Here's How You Can Tell Congress To Take Gun Laws Seriously After The Florida Shooting

by Morgan Brinlee
Alex Wong/Getty Images News/Getty Images

Seventeen people were killed Wednesday in what gun control advocacy groups say is the 18th school shooting so far this year. At least 65 school shootings were reported in 2017, and as the years go by, gun violence can begin to feel a bit too commonplace. And yet with each new mass shooting, too many lawmakers and politicians to count respond with thoughts and prayers, while no one succeeds in taking legislative action. For those of you looking to advocate for gun control, here's how to contact Congress and say that enough is enough.

"As our legislators and leaders, they shouldn't be offering prayers and words, because those mean nothing," Lyliah Skinner, a student at Marjory Stoneman Douglas High School in Parkland, Florida, told CNN in reference to politicians' condolences after the violence. "We need action, because action is going to change what's happening."

A great first step for anyone looking to begin advocating for gun control, or any other cause, is to educate yourself. Take an hour, or better yet a day, to read up on a few facts about gun violence as well as some answers to frequently asked questions about the issue. It's never a bad idea to be well-informed about such a sensitive subject.

When you feel you're ready to discuss gun control with your representatives in Congress, start by locating their contact information. You can locate your senators' contact information using the Senate directory here. Use your zip code to find out who your representative is on this site, then locate that lawmaker's contact information via this directory.

While there's more than one way to contact your representative, Emily Ellsworth, a former staffer for Utah Reps. Jason Chaffetz and Chris Stewart, has noted that certain methods of communication are better than others when it comes to getting lawmakers' attention. Ellsworth cautions against relying on social media, email, or snail mail to make your voice heard. According to Ellsworth, emails and letters arrive by the hundreds in congressional offices and are often sorted and responded to with topic-centered form letters. Twitter mentions may go unread altogether, she adds.

However, picking up the phone and dialing your representative's district office (that's the office or offices they run in your state, as opposed to the office they keep in Washington, D.C.) is reportedly one of the best ways to ensure that your concerns and opinions are heard by a staffer for your representatives.

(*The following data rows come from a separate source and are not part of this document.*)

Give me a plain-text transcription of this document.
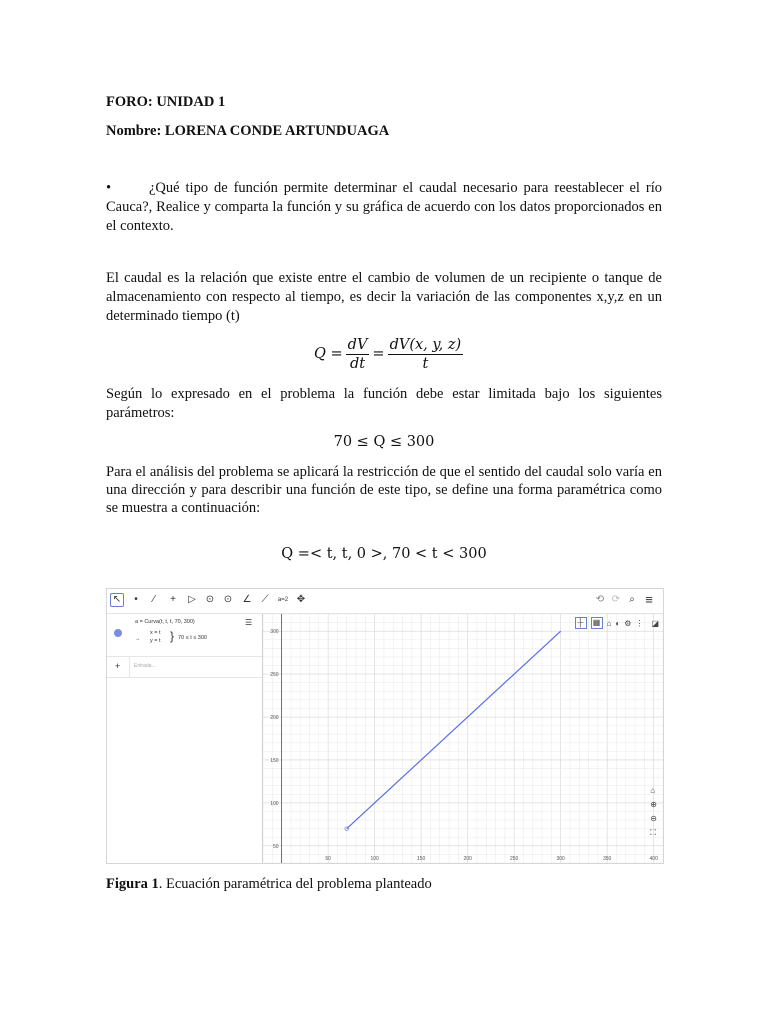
FORO: UNIDAD 1
Nombre: LORENA CONDE ARTUNDUAGA
•	¿Qué tipo de función permite determinar el caudal necesario para reestablecer el río Cauca?, Realice y comparta la función y su gráfica de acuerdo con los datos proporcionados en el contexto.
El caudal es la relación que existe entre el cambio de volumen de un recipiente o tanque de almacenamiento con respecto al tiempo, es decir la variación de las componentes x,y,z en un determinado tiempo (t)
$Q = \frac{dV}{dt} = \frac{dV(x, y, z)}{t}$
Según lo expresado en el problema la función debe estar limitada bajo los siguientes parámetros:
70 ≤ Q ≤ 300
Para el análisis del problema se aplicará la restricción de que el sentido del caudal solo varía en una dirección y para describir una función de este tipo, se define una forma paramétrica como se muestra a continuación:
Q =< t, t, 0 >, 70 < t < 300
↖	•	⁄	+	▷ ⊙ ⊙ ∠	⟋	a=2 ✥	⟲ ⟳ ⌕ ≡
a = Curva(t, t, t, 70, 300)
→
x = t
y = t } 70 ≤ t ≤ 300
☰
+	Entrada...
50	100	150	200	250	300	350	400
50
100
150
200
250
300
┼	▦ ⌂ ◐ ⚙ ⋮ ◪
⌂
⊕
⊖
⛶
Figura 1. Ecuación paramétrica del problema planteado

If you think you'll be at a loss for what to say once you get somebody on the phone, there are resources available to you. Consider looking to gun control advocacy groups like Giffords and Everytown for Gun Safety, which offer sample scripts for talking to lawmakers about gun control. For example, Americans for Responsible Solutions provides the following script for people who want to urge Congress to vote "no" on the Concealed Carry Reciprocity Act:

Hi, my name is [Your Name] and I’m a constituent of [Representative Name] calling from [Your City/Town]. I’m calling about the gun lobby’s attempts to push its dangerous agenda through Congress. This includes the Concealed Carry Reciprocity Act, a bill that would severely threaten public safety and put law enforcement at risk. In light of the recent mass shootings, we need [Representative Name] to find the courage to stand up to the gun lobby and do something to make our communities safer from gun violence.

Or, consider drawing inspiration from what Marjory Stoneman Douglas High School senior David Hogg. Hogg told CNN how urgent he felt the need for legislative action on gun control was after witnessing the carnage at his school. "Some of our policymakers need to look in the mirror and take some action because ideas are great but without action, ideas stay ideas and children die," Hogg said.

If you don't have a lot of time to spare, that's OK, too. You can use Resistbot to help you get your message to Congress in under two minutes. The service doesn't require an app, nor downloads of any kind. Simply text "RESIST" to Resistbot via Telegram, Messenger, or to 50409 on SMS (your carrier's standard messaging and data rates may apply) to get started. Resistbot will determine who your congressional representatives are, then ask you what you'd like to tell them. Text your message back, and Resistbot takes care of the rest.

Calling a member of Congress can be intimidating, but it can be an important and effective way of having your voice heard in government. And it's not as difficult or time consuming as you might think — so do a bit of research, jot down a few notes, take a deep breath, and pick up the phone.